Personally, I found the structure off-putting. This was probably exacerbated by my listening to it rather than reading the text. It seemed to me that Yu was trying too hard to be clever. And referencing the characters as “Generic Asian Man” or “Old Kung Fu Master” or “Young Asian Beauty” rather than by their names made it more difficult – for me at least – to connect to the characters and care about them. Be that as it may, he had a pretty good story to tell, and eventually I came to appreciate his message.

Joel de la Fuente does a very good job of the audio, but the structure of the writing really does not lend itself well to audio. I am also puzzled, given the underlying message re racism in the performing arts, why the narrator was not Asian.

19snash
Juil 1, 2022, 7:32 am

I finished the biography, The Courage of Hoa Ngoc Pham. It was written by a friend and recounts an amazing life, from rural Vietnamese farmer, soldier, prisoner, US emigrant.

20JulieLill
Juil 1, 2022, 11:59 am

Chocolate Wars: The 150-Year Rivalry Between the World's Greatest Chocolate Makers
Deborah Cadbury
4/5 stars
Deborah Cadbury, a Quaker family relative of one of the famous chocolate makers relates the history of chocolate, the manufacturers who made the chocolate and the rivalries between the chocolate manufacturers including Cadbury, Milton Hershey, Nestle, Lindt and Forrest Mars. Very interesting!

21LyndaInOregon
Juil 1, 2022, 10:10 pm

Just finished the LTER, The Swords of Blood and Gold. and really enjoyed it. Kind of an Indiana Jones-meets-an-evil-Jackie-Chan-via-Yoda mixup.

Okay, I'm making it sound silly. It wasn't silly, it was a pretty good adventure with supernatural overtones. One of the better LTERs I've reviewed.

Currently devouring Jennifer Weiner's Big Summer. Two more LTERs on the horizon.

Enjoy the long weekend, everybody!

22BookConcierge
Juil 1, 2022, 11:26 pm


Nudge – Richard H Thaler & Cass R Sunstein
Digital audiobook read by Lloyd James.
3***

Subtitle: Improving Decisions About Health, Wealth, and Happiness

Thaler and Sunstein are professors specializing in Behavioral Economics. This work explores the ways in which decision options are presented to achieve the result the designer hopes for … i.e. the nudges.

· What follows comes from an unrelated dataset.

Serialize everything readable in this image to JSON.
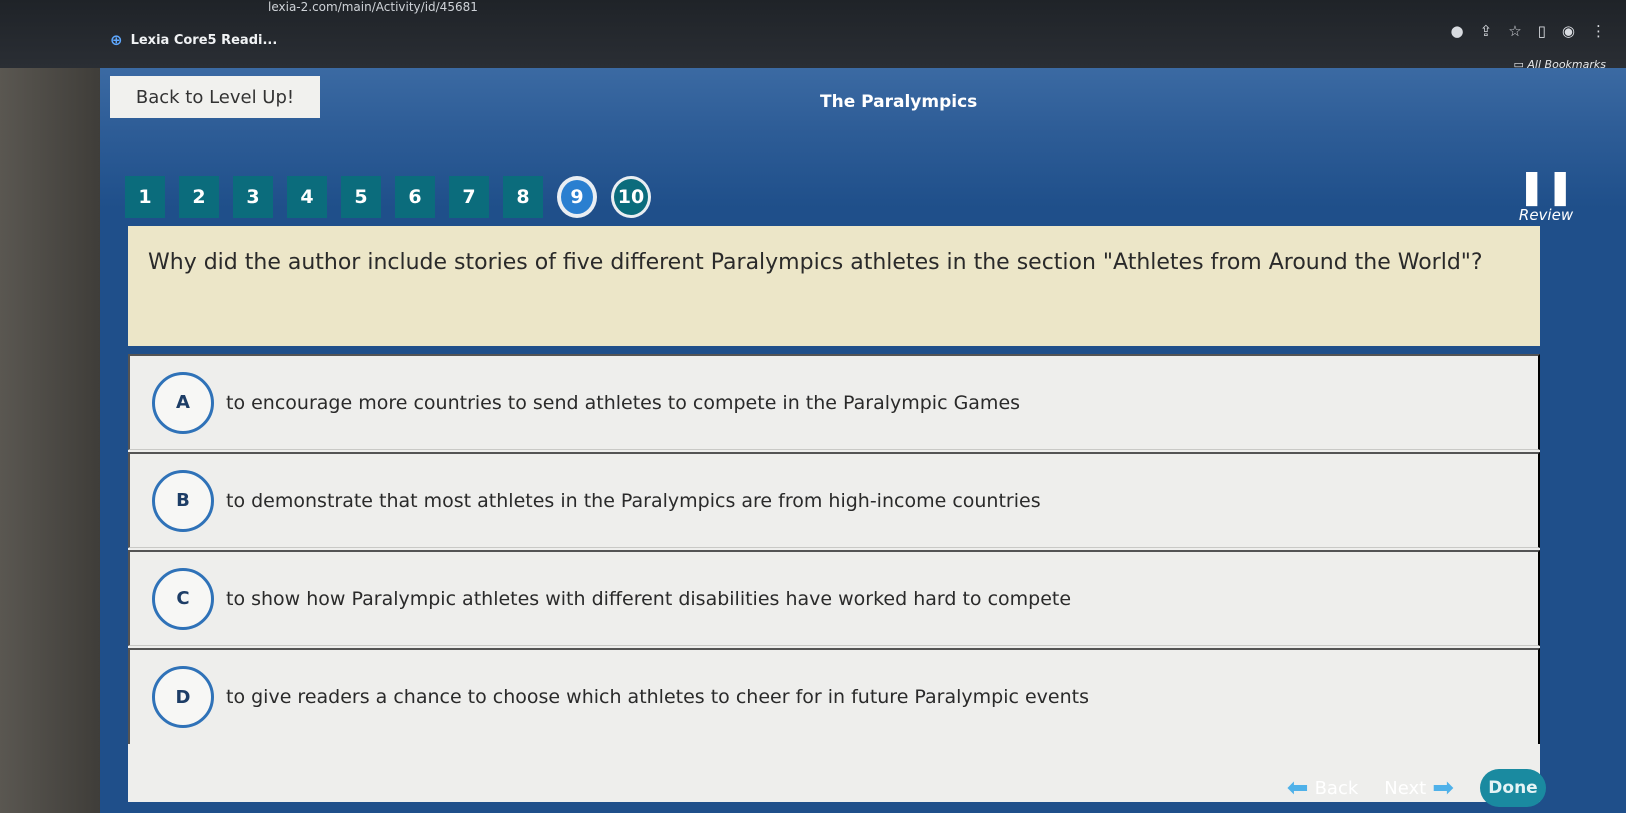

I found much of this very interesting and kept thinking of incidents in recent years that pointed out how such nudges were beneficial. Certainly, my parents nudged my saving habits, even though they never studied economics. But not all nudges are beneficial. The book also made me aware of the nudges that I need to be mindful of. (Extended warranties? Uh, no.)

I had to laugh when reading the updated section at the end, and they reported that the single example that got the most attention was the fly in the urinals at Schiphol airport! I’ve been thinking hard about how I might replicate their results to nudge my husband to put the dirty dishes IN the dishwasher vs just on the counter right above the dishwasher.

The digital audiobook I listened to most was read by Lloyd James. He does a fine job, but much of the material is rather dry, and of course, the listener misses the graphs and illustrations. My local library’s CD version was narrated by Sean Pratt. A fellow book club member listened to a version narrated by Richard Thaler.

23fredbacon
Juil 2, 2022, 12:35 am

The new thread is up over here.

24TRIPLEHHH
Juil 2, 2022, 11:00 pm

Getting ready to read The Alienist. Has anyone read it?